Primero fue una saga interminable de denuncias cotidianas contra varios de los empresarios más poderosos de Brasil y funcionarios del oficialismo sospechados de haber hecho negociados multimillonarios a expensas de Petrobras. Varios acusados, actuando como “arrepentidos” para obtener rebajas en sus seguras condenas, alimentaron las investigaciones y ampliaron su onda expansiva. El 14/7 todo escaló con una serie de allanamientos a fincas y oficinas de tres senadores, entre ellos un abonado a los escándalos: el inefable Fernando Collor de Mello. No por nada Luiz Inácio Lula da Silva viajó ese día de urgencia a Brasilia para entrevistarse con Dilma Rousseff y advertirle: “Preparate, porque las cosas van a empeorar”.

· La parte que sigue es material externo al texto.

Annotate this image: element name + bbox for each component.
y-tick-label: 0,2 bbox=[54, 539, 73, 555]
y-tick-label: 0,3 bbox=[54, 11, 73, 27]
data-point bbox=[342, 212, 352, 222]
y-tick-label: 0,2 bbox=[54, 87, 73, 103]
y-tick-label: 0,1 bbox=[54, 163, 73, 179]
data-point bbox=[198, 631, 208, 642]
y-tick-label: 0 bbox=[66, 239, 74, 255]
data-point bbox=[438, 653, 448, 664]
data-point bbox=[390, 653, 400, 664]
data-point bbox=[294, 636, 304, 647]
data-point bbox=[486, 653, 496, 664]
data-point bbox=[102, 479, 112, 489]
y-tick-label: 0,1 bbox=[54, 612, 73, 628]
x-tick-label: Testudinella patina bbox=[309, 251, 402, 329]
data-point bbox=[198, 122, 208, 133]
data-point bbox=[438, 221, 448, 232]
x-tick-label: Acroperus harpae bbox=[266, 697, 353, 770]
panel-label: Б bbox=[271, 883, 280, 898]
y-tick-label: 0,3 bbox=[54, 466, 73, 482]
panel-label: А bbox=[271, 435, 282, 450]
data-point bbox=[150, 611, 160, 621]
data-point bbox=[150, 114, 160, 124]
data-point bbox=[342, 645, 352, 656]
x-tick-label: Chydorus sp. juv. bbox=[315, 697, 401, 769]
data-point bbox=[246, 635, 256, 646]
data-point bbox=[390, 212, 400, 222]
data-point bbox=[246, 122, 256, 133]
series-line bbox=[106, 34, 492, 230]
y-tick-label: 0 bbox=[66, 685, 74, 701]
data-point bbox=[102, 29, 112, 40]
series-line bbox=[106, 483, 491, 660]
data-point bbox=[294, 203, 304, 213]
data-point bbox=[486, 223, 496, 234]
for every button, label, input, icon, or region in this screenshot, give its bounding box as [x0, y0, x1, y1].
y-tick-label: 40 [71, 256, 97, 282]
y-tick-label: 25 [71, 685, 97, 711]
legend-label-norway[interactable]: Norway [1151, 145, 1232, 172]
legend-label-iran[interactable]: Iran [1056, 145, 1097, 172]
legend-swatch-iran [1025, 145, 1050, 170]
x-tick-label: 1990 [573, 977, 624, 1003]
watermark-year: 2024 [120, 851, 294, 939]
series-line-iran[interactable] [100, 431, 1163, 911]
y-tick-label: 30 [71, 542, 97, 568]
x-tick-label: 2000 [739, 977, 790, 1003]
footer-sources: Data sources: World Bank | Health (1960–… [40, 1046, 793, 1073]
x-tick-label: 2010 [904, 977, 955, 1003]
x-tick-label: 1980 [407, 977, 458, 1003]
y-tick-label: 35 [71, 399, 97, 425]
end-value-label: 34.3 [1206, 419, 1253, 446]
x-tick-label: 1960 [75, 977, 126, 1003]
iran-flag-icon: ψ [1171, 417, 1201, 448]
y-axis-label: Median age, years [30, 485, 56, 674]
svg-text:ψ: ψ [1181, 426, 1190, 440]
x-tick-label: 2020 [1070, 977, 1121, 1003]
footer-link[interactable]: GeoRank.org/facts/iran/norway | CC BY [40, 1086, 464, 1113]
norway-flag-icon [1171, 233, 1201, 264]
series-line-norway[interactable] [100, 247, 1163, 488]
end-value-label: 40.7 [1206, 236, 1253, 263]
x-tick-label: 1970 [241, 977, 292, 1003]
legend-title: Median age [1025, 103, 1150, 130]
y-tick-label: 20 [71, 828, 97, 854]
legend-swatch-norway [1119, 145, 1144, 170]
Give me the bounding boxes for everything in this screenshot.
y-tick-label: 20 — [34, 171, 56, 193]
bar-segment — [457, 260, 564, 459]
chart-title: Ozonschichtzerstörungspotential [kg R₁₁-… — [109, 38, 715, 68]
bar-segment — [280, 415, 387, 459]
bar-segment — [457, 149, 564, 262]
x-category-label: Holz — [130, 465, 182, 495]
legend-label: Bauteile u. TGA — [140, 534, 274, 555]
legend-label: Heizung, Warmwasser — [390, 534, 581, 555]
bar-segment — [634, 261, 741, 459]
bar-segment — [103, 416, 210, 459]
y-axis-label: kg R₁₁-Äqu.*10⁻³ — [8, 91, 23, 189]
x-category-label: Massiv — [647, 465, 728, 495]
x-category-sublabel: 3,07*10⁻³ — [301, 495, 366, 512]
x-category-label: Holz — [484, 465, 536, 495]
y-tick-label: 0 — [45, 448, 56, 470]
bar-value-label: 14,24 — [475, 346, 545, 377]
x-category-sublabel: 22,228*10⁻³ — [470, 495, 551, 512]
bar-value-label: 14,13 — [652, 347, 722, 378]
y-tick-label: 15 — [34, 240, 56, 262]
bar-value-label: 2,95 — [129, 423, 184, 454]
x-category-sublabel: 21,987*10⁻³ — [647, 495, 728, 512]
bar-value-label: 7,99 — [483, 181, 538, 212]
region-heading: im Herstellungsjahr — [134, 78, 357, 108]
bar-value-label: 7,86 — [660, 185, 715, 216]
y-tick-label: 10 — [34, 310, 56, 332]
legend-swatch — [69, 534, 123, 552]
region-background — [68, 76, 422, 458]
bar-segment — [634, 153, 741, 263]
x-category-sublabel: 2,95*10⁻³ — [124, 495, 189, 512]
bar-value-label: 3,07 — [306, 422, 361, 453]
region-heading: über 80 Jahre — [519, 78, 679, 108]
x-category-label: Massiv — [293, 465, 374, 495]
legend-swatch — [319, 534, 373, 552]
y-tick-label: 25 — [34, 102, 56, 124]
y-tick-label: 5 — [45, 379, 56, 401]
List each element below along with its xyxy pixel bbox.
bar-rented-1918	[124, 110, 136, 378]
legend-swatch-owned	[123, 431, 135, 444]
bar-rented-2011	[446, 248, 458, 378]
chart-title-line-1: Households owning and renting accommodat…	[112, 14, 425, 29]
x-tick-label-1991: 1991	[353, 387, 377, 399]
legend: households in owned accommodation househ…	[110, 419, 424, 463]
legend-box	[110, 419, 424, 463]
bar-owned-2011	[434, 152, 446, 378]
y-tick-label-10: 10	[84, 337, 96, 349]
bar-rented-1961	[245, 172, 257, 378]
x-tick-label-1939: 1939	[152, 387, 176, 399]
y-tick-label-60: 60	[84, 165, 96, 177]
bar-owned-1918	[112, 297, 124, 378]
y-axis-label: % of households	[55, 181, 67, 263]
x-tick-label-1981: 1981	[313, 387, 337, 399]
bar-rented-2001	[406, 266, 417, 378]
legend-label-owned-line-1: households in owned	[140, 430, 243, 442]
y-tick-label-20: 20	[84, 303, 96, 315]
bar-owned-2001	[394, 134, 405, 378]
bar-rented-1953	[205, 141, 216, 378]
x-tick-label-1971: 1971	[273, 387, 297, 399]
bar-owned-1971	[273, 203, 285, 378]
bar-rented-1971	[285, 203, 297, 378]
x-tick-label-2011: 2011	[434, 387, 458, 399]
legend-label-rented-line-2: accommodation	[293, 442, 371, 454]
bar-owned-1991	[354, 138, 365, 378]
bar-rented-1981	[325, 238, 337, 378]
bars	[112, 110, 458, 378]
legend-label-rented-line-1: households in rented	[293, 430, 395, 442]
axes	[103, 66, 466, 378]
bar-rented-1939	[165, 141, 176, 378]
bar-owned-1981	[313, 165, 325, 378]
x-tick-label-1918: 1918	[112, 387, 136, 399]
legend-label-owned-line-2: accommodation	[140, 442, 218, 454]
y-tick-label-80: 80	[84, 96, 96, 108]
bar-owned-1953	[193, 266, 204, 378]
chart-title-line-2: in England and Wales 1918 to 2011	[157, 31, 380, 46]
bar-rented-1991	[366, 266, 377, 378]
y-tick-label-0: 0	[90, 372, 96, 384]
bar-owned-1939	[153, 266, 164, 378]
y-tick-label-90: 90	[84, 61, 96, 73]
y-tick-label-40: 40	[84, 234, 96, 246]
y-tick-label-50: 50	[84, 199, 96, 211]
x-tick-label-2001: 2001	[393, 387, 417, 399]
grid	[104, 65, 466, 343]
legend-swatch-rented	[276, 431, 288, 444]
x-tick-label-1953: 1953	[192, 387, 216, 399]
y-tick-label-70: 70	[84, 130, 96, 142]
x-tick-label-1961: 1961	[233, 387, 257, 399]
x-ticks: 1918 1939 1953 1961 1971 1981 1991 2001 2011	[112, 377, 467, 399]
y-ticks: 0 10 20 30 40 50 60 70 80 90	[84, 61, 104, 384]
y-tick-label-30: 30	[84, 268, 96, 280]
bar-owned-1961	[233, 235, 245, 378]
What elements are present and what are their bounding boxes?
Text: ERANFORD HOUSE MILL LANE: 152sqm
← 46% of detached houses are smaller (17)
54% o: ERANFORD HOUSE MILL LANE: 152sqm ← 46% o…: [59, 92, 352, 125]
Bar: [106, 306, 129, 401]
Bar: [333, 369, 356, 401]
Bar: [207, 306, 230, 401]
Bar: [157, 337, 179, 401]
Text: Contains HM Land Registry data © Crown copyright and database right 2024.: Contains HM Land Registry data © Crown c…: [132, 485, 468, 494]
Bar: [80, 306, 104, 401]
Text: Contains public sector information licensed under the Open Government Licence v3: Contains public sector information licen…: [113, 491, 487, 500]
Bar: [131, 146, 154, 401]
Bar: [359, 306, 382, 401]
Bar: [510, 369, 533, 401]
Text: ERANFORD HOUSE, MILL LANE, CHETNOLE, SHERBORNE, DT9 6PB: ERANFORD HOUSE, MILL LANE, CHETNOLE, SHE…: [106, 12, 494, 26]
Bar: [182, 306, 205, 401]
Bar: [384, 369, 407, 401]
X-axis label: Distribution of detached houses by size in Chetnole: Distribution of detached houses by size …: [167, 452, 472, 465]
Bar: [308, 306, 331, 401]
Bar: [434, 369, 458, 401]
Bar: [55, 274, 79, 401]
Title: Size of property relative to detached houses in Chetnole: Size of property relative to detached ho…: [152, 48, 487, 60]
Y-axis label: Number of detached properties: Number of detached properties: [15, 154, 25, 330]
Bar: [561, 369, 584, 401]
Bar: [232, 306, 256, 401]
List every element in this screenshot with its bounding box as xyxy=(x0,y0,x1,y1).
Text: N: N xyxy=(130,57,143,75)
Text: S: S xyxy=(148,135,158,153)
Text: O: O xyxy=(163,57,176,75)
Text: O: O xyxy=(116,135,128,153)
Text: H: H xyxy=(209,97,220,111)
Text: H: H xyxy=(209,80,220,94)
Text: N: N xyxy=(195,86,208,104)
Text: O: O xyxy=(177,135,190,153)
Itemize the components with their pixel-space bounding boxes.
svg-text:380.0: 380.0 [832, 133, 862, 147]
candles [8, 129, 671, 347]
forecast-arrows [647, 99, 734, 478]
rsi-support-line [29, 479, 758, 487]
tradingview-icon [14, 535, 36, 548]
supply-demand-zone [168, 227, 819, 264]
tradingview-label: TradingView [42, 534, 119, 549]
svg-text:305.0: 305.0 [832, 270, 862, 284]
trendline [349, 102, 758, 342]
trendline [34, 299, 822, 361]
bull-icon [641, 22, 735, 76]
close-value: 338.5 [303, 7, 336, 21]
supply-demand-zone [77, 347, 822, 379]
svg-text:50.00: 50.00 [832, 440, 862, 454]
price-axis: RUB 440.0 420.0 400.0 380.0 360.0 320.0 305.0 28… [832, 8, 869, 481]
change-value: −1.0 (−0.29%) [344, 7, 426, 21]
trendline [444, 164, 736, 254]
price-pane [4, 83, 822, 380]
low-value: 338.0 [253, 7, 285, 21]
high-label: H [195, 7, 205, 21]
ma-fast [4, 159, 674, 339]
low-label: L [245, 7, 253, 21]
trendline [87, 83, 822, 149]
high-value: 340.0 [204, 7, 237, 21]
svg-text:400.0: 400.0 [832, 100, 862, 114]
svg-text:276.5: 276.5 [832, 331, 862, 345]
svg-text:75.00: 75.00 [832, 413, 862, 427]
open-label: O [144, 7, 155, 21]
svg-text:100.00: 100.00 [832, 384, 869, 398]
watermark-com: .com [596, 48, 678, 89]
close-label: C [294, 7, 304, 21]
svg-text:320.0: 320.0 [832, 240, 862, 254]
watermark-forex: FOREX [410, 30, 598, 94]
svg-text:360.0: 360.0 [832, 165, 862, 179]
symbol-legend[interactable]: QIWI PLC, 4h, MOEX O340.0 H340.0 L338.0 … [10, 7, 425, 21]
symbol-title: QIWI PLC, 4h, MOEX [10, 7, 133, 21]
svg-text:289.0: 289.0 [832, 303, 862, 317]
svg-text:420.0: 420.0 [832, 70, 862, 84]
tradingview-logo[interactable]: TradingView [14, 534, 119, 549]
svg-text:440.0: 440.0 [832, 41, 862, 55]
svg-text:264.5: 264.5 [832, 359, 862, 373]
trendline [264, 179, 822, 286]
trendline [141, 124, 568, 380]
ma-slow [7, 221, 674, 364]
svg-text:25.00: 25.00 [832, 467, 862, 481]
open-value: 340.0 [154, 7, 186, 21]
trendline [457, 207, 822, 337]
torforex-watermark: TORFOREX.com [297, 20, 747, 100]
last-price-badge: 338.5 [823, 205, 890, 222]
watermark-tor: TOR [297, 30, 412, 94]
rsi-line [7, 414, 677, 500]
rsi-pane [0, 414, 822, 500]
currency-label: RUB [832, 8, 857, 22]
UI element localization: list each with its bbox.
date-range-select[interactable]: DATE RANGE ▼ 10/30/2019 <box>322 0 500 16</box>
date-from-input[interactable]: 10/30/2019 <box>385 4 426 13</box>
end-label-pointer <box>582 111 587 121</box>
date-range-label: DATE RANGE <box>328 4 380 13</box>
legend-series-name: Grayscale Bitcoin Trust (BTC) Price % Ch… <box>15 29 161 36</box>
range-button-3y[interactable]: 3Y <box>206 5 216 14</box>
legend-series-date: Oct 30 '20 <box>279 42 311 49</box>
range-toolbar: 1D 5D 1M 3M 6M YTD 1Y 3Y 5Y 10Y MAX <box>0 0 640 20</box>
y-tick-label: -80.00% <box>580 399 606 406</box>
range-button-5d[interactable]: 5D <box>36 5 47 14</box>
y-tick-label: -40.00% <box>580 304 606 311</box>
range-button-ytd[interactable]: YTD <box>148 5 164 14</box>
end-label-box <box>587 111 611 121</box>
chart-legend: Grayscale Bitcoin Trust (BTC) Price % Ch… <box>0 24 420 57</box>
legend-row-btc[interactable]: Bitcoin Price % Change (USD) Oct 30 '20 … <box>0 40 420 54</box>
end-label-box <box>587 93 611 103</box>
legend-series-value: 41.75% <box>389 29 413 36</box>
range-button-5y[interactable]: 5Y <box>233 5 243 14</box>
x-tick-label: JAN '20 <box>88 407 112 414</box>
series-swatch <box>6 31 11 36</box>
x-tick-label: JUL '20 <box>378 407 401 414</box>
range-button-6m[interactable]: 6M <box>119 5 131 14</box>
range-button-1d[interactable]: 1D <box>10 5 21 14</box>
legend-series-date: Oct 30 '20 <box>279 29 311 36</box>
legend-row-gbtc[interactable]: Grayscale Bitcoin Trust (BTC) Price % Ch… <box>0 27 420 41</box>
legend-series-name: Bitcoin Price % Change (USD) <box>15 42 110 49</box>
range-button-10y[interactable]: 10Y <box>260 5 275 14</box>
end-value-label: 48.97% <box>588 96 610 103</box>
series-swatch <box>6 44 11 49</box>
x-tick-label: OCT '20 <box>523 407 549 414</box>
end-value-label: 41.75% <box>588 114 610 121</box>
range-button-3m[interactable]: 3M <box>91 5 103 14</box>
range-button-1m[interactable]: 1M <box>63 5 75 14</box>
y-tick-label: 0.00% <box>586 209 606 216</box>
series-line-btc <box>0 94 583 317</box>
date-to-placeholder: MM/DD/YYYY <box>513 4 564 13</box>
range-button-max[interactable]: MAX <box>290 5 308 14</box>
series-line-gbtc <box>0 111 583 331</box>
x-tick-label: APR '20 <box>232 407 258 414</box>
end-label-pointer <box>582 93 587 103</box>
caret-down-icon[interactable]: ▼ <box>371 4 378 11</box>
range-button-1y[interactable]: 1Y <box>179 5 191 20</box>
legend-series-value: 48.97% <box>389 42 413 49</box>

No se equivocó. El 16 el golpe fue doble: la noticia que el Ministerio Público investiga por “tráfico de influencias” en un caso conexo al propio Lula y la denuncia de otro delator contra el poderoso presidente de la Cámara de Diputados, Eduardo CunhaLa clase política entró en un estado de pánico total en Brasilia ante un tsunami político-judicial que amenaza con barrer todo a su paso.

Los reflejos de los senadores ante los allanamientos fueron de defensa corporativa. Denunciaron abusos de la Policía Federal, embistieron contra el Supremo Tribunal Federal (la corte suprema) que le había dado mandato y amenazaron con escalar hacia un conflicto de poderes. La “honra” de Collor no es el único motivo para la alarma: la lista de sospechosos en el cuerpo excede a los tres allanados y se sabe que se siguen los pasos del presidente de la casa, Renan Calheiros, aliado del ya dos veces caído en desgracia exmandatario.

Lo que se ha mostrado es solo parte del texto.